Procès des Charmilles: Internement et 18 ans de prison requis contre le principal prévenu
Troisième jour de procès dans l’affaire du meurtre des Charmilles, où un jeune de 22 ans a été tué d’un coup de couteau dans la poitrine en 2019. Ce mercredi était dédié en grande partie aux plaidoiries des avocats et au réquisitoire du Ministère public. 18 ans de prison ferme et une mesure d’internement ont été demandée pour le principal prévenu.
Sans détailler l'aggravante de l'assassinat qui figure dans son acte d'accusation, Frédéric Scheidegger a qualifié «d'extrêmement lourde» la faute de ce prévenu qui s'en est pris à un groupe d'inconnus au petit matin, tuant un Portugais de 22 ans d'un coup de couteau au coeur, blessant un autre jeune au bras et terrorisant les trois autres amis. Un «comportement odieux pour des motifs inexistants». Le procureur a décrit «une personne d'une froideur abyssale, inquiétante», «un manipulateur».
Le procureur a rappelé, sur un ton souvent ironique, les «antécédents très graves» de cet homme de 23 ans qui a commis ce crime en janvier 2019, deux ans après s'être «défoulé» avec des amis sur deux inconnus à St-Jean, les laissant gravement handicapés. Les spécialistes qui l'ont observé après son arrestation de 2017 ont décrit une «énigme», un être qui a «envie de paraître adéquat», et qui présente des troubles du comportement depuis ses 2 ans.
Un tueur «amnésique»
Le 19 janvier 2019, le prévenu et un coaccusé sont expulsés d'une boîte de nuit, a indiqué le procureur. Ils ont alors cherché des «noises pour se battre» à des clients qui n'ont pas réagi, même lorsqu'un cran d'arrêt a été exhibé. Un événement qualifié de «répétition» avant le drame du parking souterrain des Charmilles, moins de deux heures plus tard.
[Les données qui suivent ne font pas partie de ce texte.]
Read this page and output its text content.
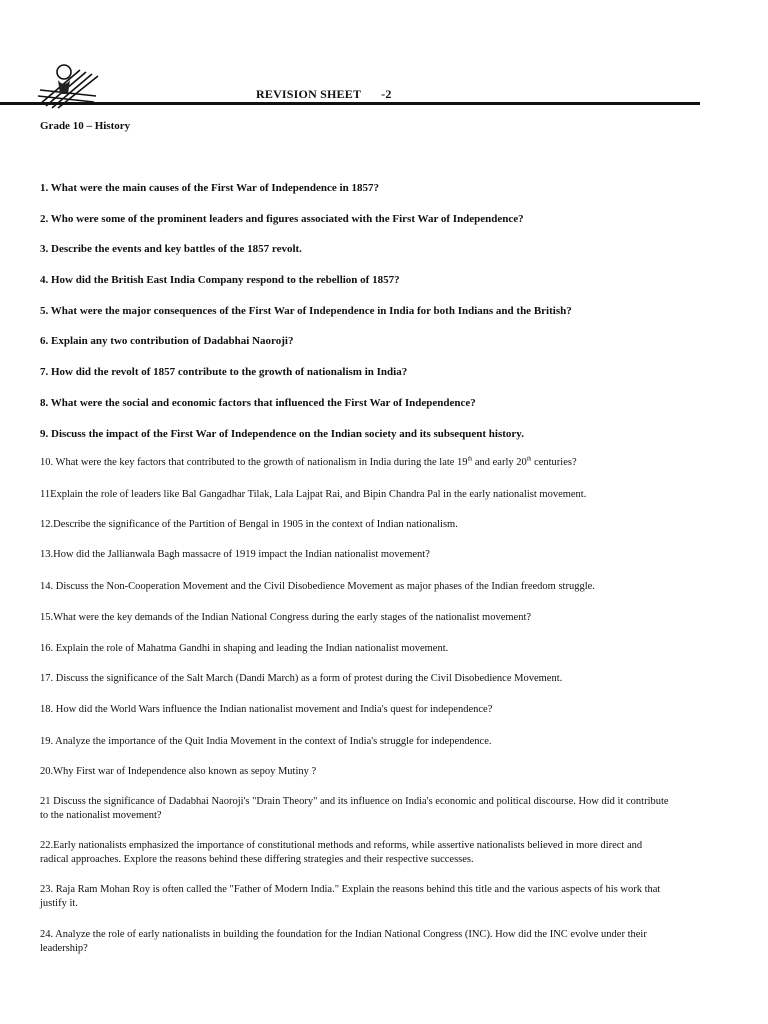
REVISION SHEET -2
Grade 10 – History
1. What were the main causes of the First War of Independence in 1857?
2. Who were some of the prominent leaders and figures associated with the First War of Independence?
3. Describe the events and key battles of the 1857 revolt.
4. How did the British East India Company respond to the rebellion of 1857?
5. What were the major consequences of the First War of Independence in India for both Indians and the British?
6. Explain any two contribution of Dadabhai Naoroji?
7. How did the revolt of 1857 contribute to the growth of nationalism in India?
8. What were the social and economic factors that influenced the First War of Independence?
9. Discuss the impact of the First War of Independence on the Indian society and its subsequent history.
10. What were the key factors that contributed to the growth of nationalism in India during the late 19th and early 20th centuries?
11Explain the role of leaders like Bal Gangadhar Tilak, Lala Lajpat Rai, and Bipin Chandra Pal in the early nationalist movement.
12.Describe the significance of the Partition of Bengal in 1905 in the context of Indian nationalism.
13.How did the Jallianwala Bagh massacre of 1919 impact the Indian nationalist movement?
14. Discuss the Non-Cooperation Movement and the Civil Disobedience Movement as major phases of the Indian freedom struggle.
15.What were the key demands of the Indian National Congress during the early stages of the nationalist movement?
16. Explain the role of Mahatma Gandhi in shaping and leading the Indian nationalist movement.
17. Discuss the significance of the Salt March (Dandi March) as a form of protest during the Civil Disobedience Movement.
18. How did the World Wars influence the Indian nationalist movement and India's quest for independence?
19. Analyze the importance of the Quit India Movement in the context of India's struggle for independence.
20.Why First war of Independence also known as sepoy Mutiny ?
21 Discuss the significance of Dadabhai Naoroji's "Drain Theory" and its influence on India's economic and political discourse. How did it contribute to the nationalist movement?
22.Early nationalists emphasized the importance of constitutional methods and reforms, while assertive nationalists believed in more direct and radical approaches. Explore the reasons behind these differing strategies and their respective successes.
23. Raja Ram Mohan Roy is often called the "Father of Modern India." Explain the reasons behind this title and the various aspects of his work that justify it.
24. Analyze the role of early nationalists in building the foundation for the Indian National Congress (INC). How did the INC evolve under their leadership?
Le procureur a souligné la collaboration médiocre du tueur «amnésique» avec la justice. Seules la reconstitution basée en grande partie sur les images de vidéo-surveillance et l'analyse médico-légale ont permis d'établir les faits. Selon l'expertise psychiatrique, il souffre d'un «trouble de la personnalité dyssociale de gravité élevée». «Dans l’affaire des Charmilles, le prévenu n’avoue les faits que lorsqu’ils sont neutres ou indifférents. Il fait preuve de beaucoup d’amnésie, ne sait jamais pourquoi il est là. C’est un peu l’assassin malgré lui, et ça c’est inquiétant» a pointé le procureur.
Frédéric Scheidegger a été plus bref concernant les deux autres prévenus. Il a requis 8 mois de prison avec sursis pendant trois ans et des jours-amendes pour rixe et omission de prêter secours à l'encontre du jeune de 28 ans. Il s'en est tenu à des jours-amendes pour le prévenu de 23 ans, estimant qu'il avait «fait preuve d'une froideur inadmissible face à la situation» en n'alertant pas les secours.
«Il est désolé pour les victimes et il recommence»
Les plaidoiries des sept parties plaignantes ont suivi. Les avocats sont revenus sur le déferlement de violence gratuite de la part du principal prévenu et la peur de leurs clients. L'un d'eux a dû choisir entre aider son cousin ou sauver sa propre vie, «un choix que personne ne devrait faire», a déploré Me Mitra Sohrabi.
Dans l'après-midi, Vincent Spira, avocat des parents et du frère du défunt, a contesté la thèse de l'amnésie du meurtrier présumé. Il a surtout souligné sa dangerosité, au vu de sa manière de procéder. «Il agresse, il a honte, il regrette, il est désolé pour les victimes et il recommence», a-t-il détaillé, plaidant l'assassinat.
Pas de sifflement
Du côté de la défense, Antoine Romanetti, avocat du jeune de 24 ans accusé de rixe et d'omission de prêter secours, a longuement plaidé l'acquittement. Il a contesté la version du Ministère public, selon laquelle son client aurait sifflé le début de la bagarre, à la West Side Story. «Son défaut principal dans cette affaire est d'être un ami» d'enfance de l'agresseur, a-t-il déclaré.
Déborah Baer, avocate du second coaccusé, a également plaidé l'acquittement de son client sur plusieurs points. Elle estime qu'il a, lui aussi, tenté de séparer les deux «belligérants» quand l'agresseur a foncé sur le groupe. Elle a surtout mis en avant l'évolution favorable de cet homme de 28 ans depuis quatre ans. Les avocats du principal prévenu plaideront jeudi.